I'm holding out for Refn's remake of LOGAN'S RUN with Gosling. Although if the goal was remaking a Michael Anderson film, QUILLER MEMORANDUM would get my vote.


I try to get outside myself a lot more when I watch a film like DRIVE, which is difficult since it pretty much pushes all of my buttons. I adored it, the thing set my little head on fire. But I agree with you, Glenn, that it's been somewhat overhyped. I don't really think it takes many significant steps beyond THE DRIVER, but on the other hand I was quite taken with the introduction of the almost primal romantic motivation for Gosling. Those emotional stakes, that fullness of feeling, that's something that I personally don't often find in films like THE DRIVER or LE SAMOURAI, which tend to work in terms of icy professionalism (this is by no means a shot at Hill or Melville). In DRIVE, this element does suffer from the somewhat rote characterization of Mulligan's character, but without going into spoilers I can't really discuss what mitigated that flaw for me.

A friend of mine recently started getting into Michael Mann, partly at my insistence, and he told me that after loving THIEF, he found THE DRIVER coming up short, that it was too pretentious. I'm not sure he's wrong, but I'm also not sure that it bothers me. I think both DRIVE and THE DRIVER are after the sort of broad mythmaking gestures you might find in, say, THE ROAD WARRIOR, and that the stuff that seems pretentious is simply sincere enthusiasm.

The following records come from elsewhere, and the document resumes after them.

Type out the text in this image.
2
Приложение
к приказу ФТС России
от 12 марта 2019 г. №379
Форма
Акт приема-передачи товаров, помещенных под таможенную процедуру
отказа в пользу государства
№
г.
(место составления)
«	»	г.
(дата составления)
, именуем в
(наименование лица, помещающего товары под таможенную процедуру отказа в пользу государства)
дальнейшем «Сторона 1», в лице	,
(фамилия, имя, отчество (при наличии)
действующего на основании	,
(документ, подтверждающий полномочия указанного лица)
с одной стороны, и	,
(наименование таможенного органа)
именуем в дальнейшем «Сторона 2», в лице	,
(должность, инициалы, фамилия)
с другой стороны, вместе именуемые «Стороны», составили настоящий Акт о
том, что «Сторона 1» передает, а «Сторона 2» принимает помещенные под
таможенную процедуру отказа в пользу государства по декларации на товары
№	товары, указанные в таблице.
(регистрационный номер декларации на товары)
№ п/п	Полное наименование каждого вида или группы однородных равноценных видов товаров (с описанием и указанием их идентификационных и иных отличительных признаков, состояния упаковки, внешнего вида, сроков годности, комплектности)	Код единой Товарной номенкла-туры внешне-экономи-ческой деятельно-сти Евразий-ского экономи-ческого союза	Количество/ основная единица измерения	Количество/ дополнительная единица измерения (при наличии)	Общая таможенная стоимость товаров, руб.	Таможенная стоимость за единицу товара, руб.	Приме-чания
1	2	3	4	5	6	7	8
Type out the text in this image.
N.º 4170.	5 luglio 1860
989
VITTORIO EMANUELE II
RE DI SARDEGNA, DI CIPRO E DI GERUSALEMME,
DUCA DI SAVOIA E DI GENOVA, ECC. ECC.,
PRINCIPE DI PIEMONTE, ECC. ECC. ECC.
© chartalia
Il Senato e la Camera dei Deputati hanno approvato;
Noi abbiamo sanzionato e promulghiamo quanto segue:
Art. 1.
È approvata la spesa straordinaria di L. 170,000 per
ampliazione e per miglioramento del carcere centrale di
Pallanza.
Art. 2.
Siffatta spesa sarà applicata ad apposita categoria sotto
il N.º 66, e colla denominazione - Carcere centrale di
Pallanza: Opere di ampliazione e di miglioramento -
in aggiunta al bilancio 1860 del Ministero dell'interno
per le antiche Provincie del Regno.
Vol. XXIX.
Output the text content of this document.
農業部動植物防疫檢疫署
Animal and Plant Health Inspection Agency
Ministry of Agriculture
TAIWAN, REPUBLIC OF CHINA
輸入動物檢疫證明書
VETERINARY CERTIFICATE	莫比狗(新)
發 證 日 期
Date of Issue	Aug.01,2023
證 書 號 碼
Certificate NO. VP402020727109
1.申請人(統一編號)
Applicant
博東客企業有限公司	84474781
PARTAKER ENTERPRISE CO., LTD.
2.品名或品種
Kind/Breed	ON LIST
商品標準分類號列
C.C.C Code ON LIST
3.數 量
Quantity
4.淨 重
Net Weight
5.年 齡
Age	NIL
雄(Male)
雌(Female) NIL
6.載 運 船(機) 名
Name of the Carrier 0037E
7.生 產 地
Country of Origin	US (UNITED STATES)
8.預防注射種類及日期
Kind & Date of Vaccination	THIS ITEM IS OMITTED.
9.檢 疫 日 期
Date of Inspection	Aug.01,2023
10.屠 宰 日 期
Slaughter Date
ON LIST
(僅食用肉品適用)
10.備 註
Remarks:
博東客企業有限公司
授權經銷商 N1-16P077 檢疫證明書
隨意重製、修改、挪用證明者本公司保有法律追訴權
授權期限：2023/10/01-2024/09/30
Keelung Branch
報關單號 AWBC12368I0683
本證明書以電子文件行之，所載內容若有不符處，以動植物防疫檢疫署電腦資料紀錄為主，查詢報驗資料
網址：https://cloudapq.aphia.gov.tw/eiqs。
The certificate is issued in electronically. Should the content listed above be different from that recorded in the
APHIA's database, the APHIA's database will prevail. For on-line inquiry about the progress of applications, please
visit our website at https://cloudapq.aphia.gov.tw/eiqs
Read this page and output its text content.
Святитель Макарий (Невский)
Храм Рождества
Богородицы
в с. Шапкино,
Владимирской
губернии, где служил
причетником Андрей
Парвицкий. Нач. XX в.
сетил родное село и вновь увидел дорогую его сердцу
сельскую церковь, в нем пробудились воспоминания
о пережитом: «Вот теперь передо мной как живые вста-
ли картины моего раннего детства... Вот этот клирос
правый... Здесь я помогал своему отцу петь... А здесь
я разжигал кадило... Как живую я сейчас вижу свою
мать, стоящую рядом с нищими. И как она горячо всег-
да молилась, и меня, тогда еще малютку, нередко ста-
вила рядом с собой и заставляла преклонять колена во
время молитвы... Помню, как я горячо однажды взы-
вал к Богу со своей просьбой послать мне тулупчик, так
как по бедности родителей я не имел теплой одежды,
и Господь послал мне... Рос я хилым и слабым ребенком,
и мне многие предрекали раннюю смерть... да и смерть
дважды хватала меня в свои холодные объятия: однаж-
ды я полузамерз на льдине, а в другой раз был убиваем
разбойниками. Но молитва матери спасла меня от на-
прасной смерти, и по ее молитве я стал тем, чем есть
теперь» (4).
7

I'm also not sure I'm making any sense. Sorry for all that rambling.

Jonathan Rosenbaum

I may be all alone on this one, but I found DRIVE thoroughly offensive and disgusting, and it made me reflect afterwards that Albert Brooks must be desperate for money, what with a family to support and all. (Too bad you can't outsource acting--or can you?) Maybe it's my old age, but as the years pass, I find the most repellent violence in movies to be the kind that pretends (or even half-pretends) to be moralistic and "sensitive"--maybe in part because it reminds me too much of our foreign occupations. In any case, now that I'm no longer a reviewer, I felt in retrospect that I was a fool for going to see this.

Brian Dauth

Jonathan: I do not think your reaction has anything to do with old age. You have always been alert to how violence appears on screen and is perceived/appreciated by audiences (your review of THE GODFATHER PART III is still one of the rare critiques I know that begins to do justice to this film). What is curious is how few filmmakers who incorporate violence in their aesthetic are able to progress to an increasingly nuanced engagement with it.